Rahmetli İmam Humeyni Arap dünyasında ve Batı Asya bölgesinde büyük bir ihanetin işlendiği süreçte mübarek Ramazan ayının son cuma gününü Kudüs günü olarak adlandırdı. Bu ihanet ise Camp David anlaşması idi.
Siyonist Rejim İsrail'in 1948 yılında kuruluşunun ardından bu rejimle 1948, 1956,1967 ve 1973'te olmak üzere 4 kez savaşan Mısır, tamamen çark edip Siyonist Rejim ile barışma ve bu rejimi tanıma siyasetini izlemeye başladı. Bu çerçevede Mısır dönem cumhurbaşkanı Enver Sadat ile Siyonist Rejim dönem başbakanı Menachim Begin 17 Eylül 1978'de Camp David bölgesinde bir barış ve tanıma anlaşması imzaladılar.

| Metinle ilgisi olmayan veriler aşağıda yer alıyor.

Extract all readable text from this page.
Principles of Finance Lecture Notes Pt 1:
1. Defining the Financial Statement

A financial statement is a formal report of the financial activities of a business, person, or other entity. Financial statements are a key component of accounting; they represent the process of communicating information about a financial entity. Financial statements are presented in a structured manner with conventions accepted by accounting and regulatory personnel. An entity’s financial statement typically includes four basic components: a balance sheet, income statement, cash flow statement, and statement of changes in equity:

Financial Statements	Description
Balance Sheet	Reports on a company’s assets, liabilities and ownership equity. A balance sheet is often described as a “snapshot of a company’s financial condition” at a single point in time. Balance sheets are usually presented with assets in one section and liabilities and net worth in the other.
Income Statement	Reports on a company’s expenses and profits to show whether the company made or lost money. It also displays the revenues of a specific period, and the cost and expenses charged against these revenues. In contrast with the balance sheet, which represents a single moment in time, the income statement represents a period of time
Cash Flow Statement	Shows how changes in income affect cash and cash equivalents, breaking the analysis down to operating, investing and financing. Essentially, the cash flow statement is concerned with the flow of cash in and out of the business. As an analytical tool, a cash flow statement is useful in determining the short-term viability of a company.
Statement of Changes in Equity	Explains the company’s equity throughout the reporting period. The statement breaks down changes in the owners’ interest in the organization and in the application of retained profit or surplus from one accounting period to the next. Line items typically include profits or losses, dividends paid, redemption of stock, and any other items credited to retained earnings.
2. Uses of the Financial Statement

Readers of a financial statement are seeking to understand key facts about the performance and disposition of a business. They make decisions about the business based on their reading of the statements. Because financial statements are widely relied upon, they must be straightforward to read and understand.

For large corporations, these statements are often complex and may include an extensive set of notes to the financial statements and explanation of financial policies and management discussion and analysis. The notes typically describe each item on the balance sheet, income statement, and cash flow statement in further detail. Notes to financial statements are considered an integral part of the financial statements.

Camp David anlaşması 12 gün gizli müzakerelerin ardından Amerika'nın arabuluculuğu ile Amerika başkanı dinlenme alanlarından olan Camp David bölgesinde imzalandı. Bu arabulucu Amerikan başkanı ise Jimmy Carter'dı.

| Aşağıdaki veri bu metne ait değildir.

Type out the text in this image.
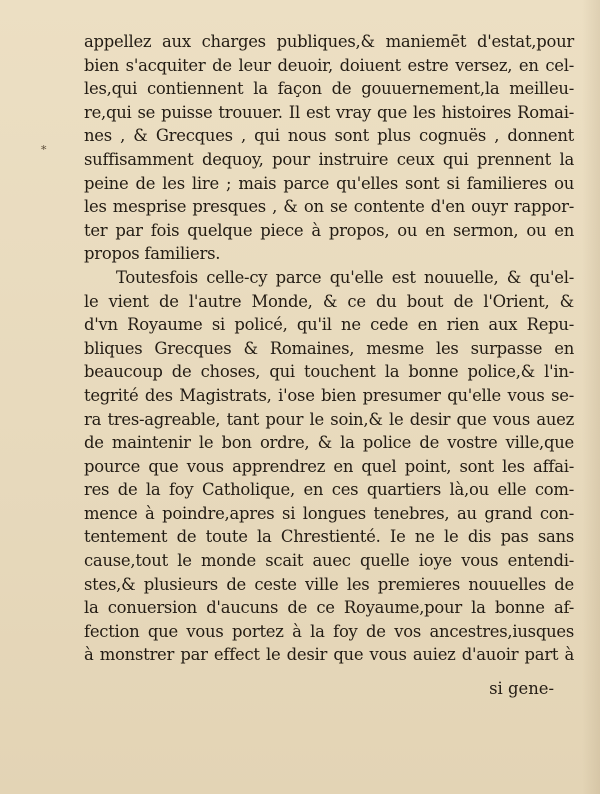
∗
appellez aux charges publiques,& maniemēt d'estat,pour
bien s'acquiter de leur deuoir, doiuent estre versez, en cel-
les,qui contiennent la façon de gouuernement,la meilleu-
re,qui se puisse trouuer. Il est vray que les histoires Romai-
nes , & Grecques , qui nous sont plus cognuës , donnent
suffisamment dequoy, pour instruire ceux qui prennent la
peine de les lire ; mais parce qu'elles sont si familieres ou
les mesprise presques , & on se contente d'en ouyr rappor-
ter par fois quelque piece à propos, ou en sermon, ou en
propos familiers.
Toutesfois celle-cy parce qu'elle est nouuelle, & qu'el-
le vient de l'autre Monde, & ce du bout de l'Orient, &
d'vn Royaume si policé, qu'il ne cede en rien aux Repu-
bliques Grecques & Romaines, mesme les surpasse en
beaucoup de choses, qui touchent la bonne police,& l'in-
tegrité des Magistrats, i'ose bien presumer qu'elle vous se-
ra tres-agreable, tant pour le soin,& le desir que vous auez
de maintenir le bon ordre, & la police de vostre ville,que
pource que vous apprendrez en quel point, sont les affai-
res de la foy Catholique, en ces quartiers là,ou elle com-
mence à poindre,apres si longues tenebres, au grand con-
tentement de toute la Chrestienté. Ie ne le dis pas sans
cause,tout le monde scait auec quelle ioye vous entendi-
stes,& plusieurs de ceste ville les premieres nouuelles de
la conuersion d'aucuns de ce Royaume,pour la bonne af-
fection que vous portez à la foy de vos ancestres,iusques
à monstrer par effect le desir que vous auiez d'auoir part à
si gene-
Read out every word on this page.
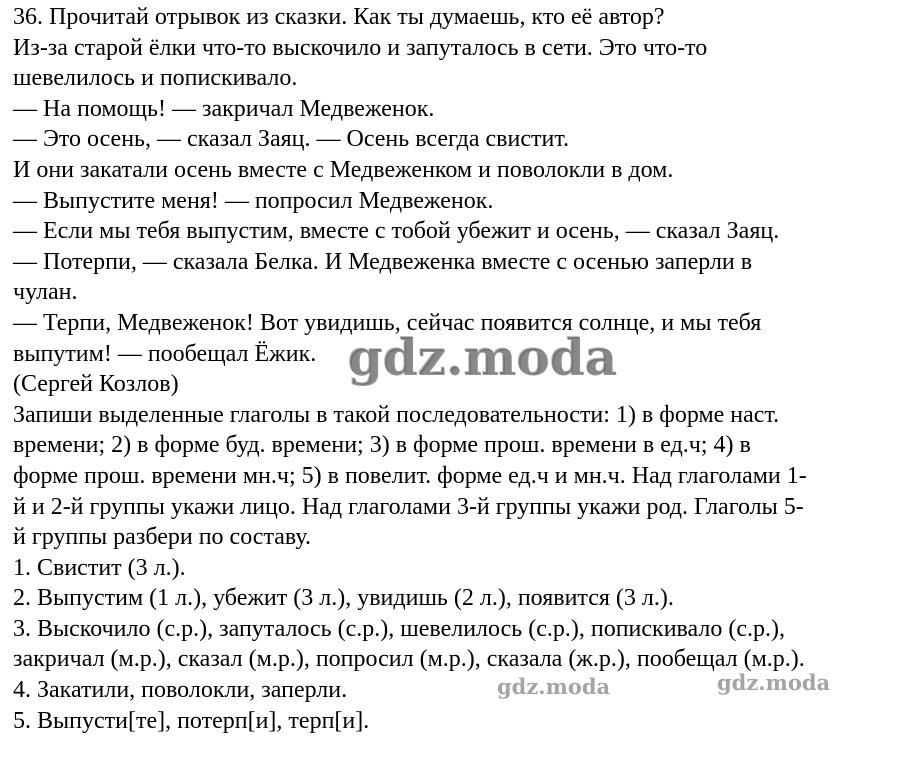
36. Прочитай отрывок из сказки. Как ты думаешь, кто её автор?
Из-за старой ёлки что-то выскочило и запуталось в сети. Это что-то
шевелилось и попискивало.
— На помощь! — закричал Медвеженок.
— Это осень, — сказал Заяц. — Осень всегда свистит.
И они закатали осень вместе с Медвеженком и поволокли в дом.
— Выпустите меня! — попросил Медвеженок.
— Если мы тебя выпустим, вместе с тобой убежит и осень, — сказал Заяц.
— Потерпи, — сказала Белка. И Медвеженка вместе с осенью заперли в
чулан.
— Терпи, Медвеженок! Вот увидишь, сейчас появится солнце, и мы тебя
выпутим! — пообещал Ёжик.
(Сергей Козлов)
Запиши выделенные глаголы в такой последовательности: 1) в форме наст.
времени; 2) в форме буд. времени; 3) в форме прош. времени в ед.ч; 4) в
форме прош. времени мн.ч; 5) в повелит. форме ед.ч и мн.ч. Над глаголами 1-
й и 2-й группы укажи лицо. Над глаголами 3-й группы укажи род. Глаголы 5-
й группы разбери по составу.
1. Свистит (3 л.).
2. Выпустим (1 л.), убежит (3 л.), увидишь (2 л.), появится (3 л.).
3. Выскочило (с.р.), запуталось (с.р.), шевелилось (с.р.), попискивало (с.р.),
закричал (м.р.), сказал (м.р.), попросил (м.р.), сказала (ж.р.), пообещал (м.р.).
4. Закатили, поволокли, заперли.
5. Выпусти[те], потерп[и], терп[и].
gdz.moda
gdz.moda	gdz.moda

Bu anlaşma Arap- İsrail savaşları tarafları arasında imzalanan ilk barış anlaşması idi. Mısır dönem cumhurbaşkanı Enver Sadat ise Arap-İsrail savaşı taraflarından olan bir Arap ülkesinin İsrail'i tanıyan ve onunla barış anlaşması imzalayan ilk kişi idi.
Böyle bir ortamda rahmetli İmam Humeyni de mübarek Ramazan ayının son cumasını Kudüs günü olarak adlandırarak Filistin meselesinin İslam aleminde eksen konumda kalmasına yardımcı olup Filistin meselesinde bir dönüm noktasının medyana gelmesine neden oldular. Çünkü Kudüs Günü öz itibarı ile de Siyonist Rejime karşı direnişin devamı demektir. Bu sürecin ardından ise bu gün direniş hareketlerinin kurulmasına da yardımcı oldu.
Burada önemli olan nokta Camp David Arapların genel olarak karşı çıkmasına neden olup Mısır'ın Arap Birliğinden çıkarılmasına yol açmasına rağmen Arap dünyasını derin etkilemesi idi. Bu çerçevede kimi Arap liderler bu anlaşmadan yola çıkarak Siyonist Rejim İsrail'i tanıyan çözüm ve uzlaşma önerileri yaptılar. Halbuki Rahmetli İmam Humeyni'nin Kudüs Günü inisiyatifi Batı Asya bölgesinde uzlaşmacı akıma karşı direniş hareketlerinin başlamasına neden oldu. Bu çerçevede direniş hareketi hep sahte İsrail rejimini tanımamaya vurgu yaptı.
Kudüs gününün Batı Asya güvenlik düzenindeki öneminin boyutlarından biri de bu adlandırmanın hedefleridir. Görünen o ki İslam İnkılabı kurucu lideri Rahmetli İmam Humeyni bu adlandırmadan bir kaç hedefi beraber gütmüştür. İlk ve temel hedef Filistin meselesinin ihya edilmesi idi. Sahte İsrail rejimi Britanya'nın sinsi planları ile Batı Asya'da kuruldu ve İkinci Dünya Savaşının ardından Britanya'nın da Fars Körfezinden çekilmesi ve Amerika'nın Siyonist Rejimi destekleme politikaları ile Araplar ile savaşmaktan onlar ile barışmaya ve uzlaşmaya yöneldi.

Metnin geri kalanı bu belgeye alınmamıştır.